Existem belíssimos textos sobre a SIDA. Quando escrevo belíssimos, quero significar o duplo do bem escrito e do cruel, sem lamechice ou ignorância. Susan Sontag tem um, "A SIDA e as suas metáforas". («Não estamos a ser invadidos. O corpo não é nenhum campo de batalha. Os doentes não são baixas inevitáveis nem o inimigo. Nós - a medicina, a sociedade - não temos o direito de ripostar por todos os meios possíveis.») E recordo-me do corajoso - para a altura - "Mon Sida", de Jean-Paul Aron, no Nouvel Observateur. A SIDA, doença civilizacional, começou por ser um estigma homossexual masculino com origem nas colinas de São Francisco onde, no princípio dos anos oitenta, havia quem se gabasse de "aviar" mais de trinta por dia. O pseudo-exclusivo foi-se perdendo com o tempo e com os costumes, os bons e os maus. A mal chamada "comunidade gay", não inteiramente parva, cuidou-se e a doença "passou" a manifestar-se mais na "comunidade" maioritária que subestimou o poder das "culturas virais" que a "fenda erótica" pode fermentar. De acordo com os últimos dados, "o mausoléu dos amantes" - para recorrer a um título de Hervé Guibert ("A l'ami que ne m'a pas sauvé la vie", outro dos tais textos) - é agora mais frequentado pela "maioria" que imaginava que só acontecia aos "transviados" que se enganavam no caminho do prazer. Não acontecia, nem acontece, e, com as belas práticas iniciáticas das escolas secundárias, tudo será, naturalmente, pior. Todavia, a SIDA é hoje definida como uma doença crónica, não necessariamente mortal, vistas as coisas pelo lado da fisiologia, mas que ainda "mata" muito noutros planos. Esta situação é apenas um exemplo e, como jurista, deploro o teor do acórdão porque, como bem escreve o Eduardo, "à ciência o tribunal disse nada". De facto, "é isto, o século XXI?"
7 comentários:
infelizmente somos medrosos, medrosos demais, e com isso é mais seguro tirar a liberdade aos outros do que pôr em risco (talvez mental) aquele corpo que tantas vezes é posto à prova por boa parte de quem tem medo de cabeça fria.

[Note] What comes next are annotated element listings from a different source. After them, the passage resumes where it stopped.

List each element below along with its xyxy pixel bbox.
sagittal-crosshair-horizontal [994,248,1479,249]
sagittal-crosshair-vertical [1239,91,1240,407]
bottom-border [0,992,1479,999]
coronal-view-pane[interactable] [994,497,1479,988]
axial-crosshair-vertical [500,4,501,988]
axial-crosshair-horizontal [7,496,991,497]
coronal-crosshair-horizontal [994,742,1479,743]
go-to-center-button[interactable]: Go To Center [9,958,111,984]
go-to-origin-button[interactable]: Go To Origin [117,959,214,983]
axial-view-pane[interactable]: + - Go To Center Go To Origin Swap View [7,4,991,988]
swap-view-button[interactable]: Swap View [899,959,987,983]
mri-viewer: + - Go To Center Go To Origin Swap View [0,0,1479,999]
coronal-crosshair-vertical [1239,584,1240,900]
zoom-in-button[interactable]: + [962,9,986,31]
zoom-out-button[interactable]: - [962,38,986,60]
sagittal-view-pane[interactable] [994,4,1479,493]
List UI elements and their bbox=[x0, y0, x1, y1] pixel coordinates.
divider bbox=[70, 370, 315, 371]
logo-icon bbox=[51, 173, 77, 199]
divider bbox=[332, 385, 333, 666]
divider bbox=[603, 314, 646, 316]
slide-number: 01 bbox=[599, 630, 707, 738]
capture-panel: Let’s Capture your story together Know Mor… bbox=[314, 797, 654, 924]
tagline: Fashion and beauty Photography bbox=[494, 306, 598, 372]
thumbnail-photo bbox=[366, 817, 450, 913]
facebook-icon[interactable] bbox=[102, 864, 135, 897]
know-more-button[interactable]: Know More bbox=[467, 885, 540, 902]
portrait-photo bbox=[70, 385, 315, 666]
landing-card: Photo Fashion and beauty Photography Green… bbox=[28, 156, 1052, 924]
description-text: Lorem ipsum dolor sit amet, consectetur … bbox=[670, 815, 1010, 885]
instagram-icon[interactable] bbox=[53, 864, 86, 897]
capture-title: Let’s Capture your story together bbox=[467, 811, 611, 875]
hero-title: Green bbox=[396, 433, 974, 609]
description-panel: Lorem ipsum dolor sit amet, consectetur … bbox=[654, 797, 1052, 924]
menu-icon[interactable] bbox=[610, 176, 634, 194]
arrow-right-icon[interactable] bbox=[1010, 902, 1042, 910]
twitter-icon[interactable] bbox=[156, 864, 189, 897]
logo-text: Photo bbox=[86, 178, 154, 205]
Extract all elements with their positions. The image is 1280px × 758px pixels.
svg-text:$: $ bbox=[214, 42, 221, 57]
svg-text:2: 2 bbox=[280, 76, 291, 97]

é incrível os relatos de pessoas que comentam que fizeram sexo sem precauções porque acharam que não era necessário. porque o a fulaninha é de boas famílias, e o fulaninho não tem cara de malandro. Enfim. Quanto ao cozinheiro, para não falar nos outros milhares de indivíduos com a imunodeficiência que, obviamente, também precisam de trabalhar, ele que não faça a nossa comida, claro, ainda apanho alguma coisa! enfim.
é uma tristeza, mas é a realidade.
Qual ciência?
A dos médicos que passam atestados a pedido?
A dos cientistas que há dez (10) anos chamavam ignorante a quem receasse que a doença das vacas loucas (Encefalopatía espongiforme bovina) contagiasse os humanos?
Você leva os seus filhos a um restaurante que tenha um cozinheiro com sida?
Por muito políticamente incorrecto que isso seja, eu não!
Por alguma razão o texto que aqui lhe deixo pergunta 'Quem nunca comeu em hotéis que atire a primeira pedra?'
http://setevidascomoosgatos.blogspot.com/2007/11/quem-nunca-comeu-em-hotis-que-atire.html
ÉsDoutor? disse...
Ora nem mais.
Todos produzem belos textos de intenções mas quando colocados perante uma situação como a descrita, embora acredite que dirão que sim, fazem que não.
Nota: Era para deixar o comentário em castelhano, conforme julgo pela RTP que já é lingua oficial, mas ainda domino mal o idioma por supuesto
Lamento, mas um cozinheiro com hiV que lida com comida em grandes quantidades, que vai ser servida a um grande número de pessoas diariamente, que corre o risco de se cortar, de ter uma ferida na boca ou nas mãos, e sangrar para cima de géneros alimentícios, é um risco considerável na profissão que tem. Neste caso, a discriminação é justificável.
...e mesmo que a justiça tenha ouvido a ciência, o preconceito de tantos " clientes" ditou que fosse feita justiça. A justiça (por vezes) é cega!
A claustrofofia assalta de burro todos os sistemas. A equidade e o bom senso estão a saque.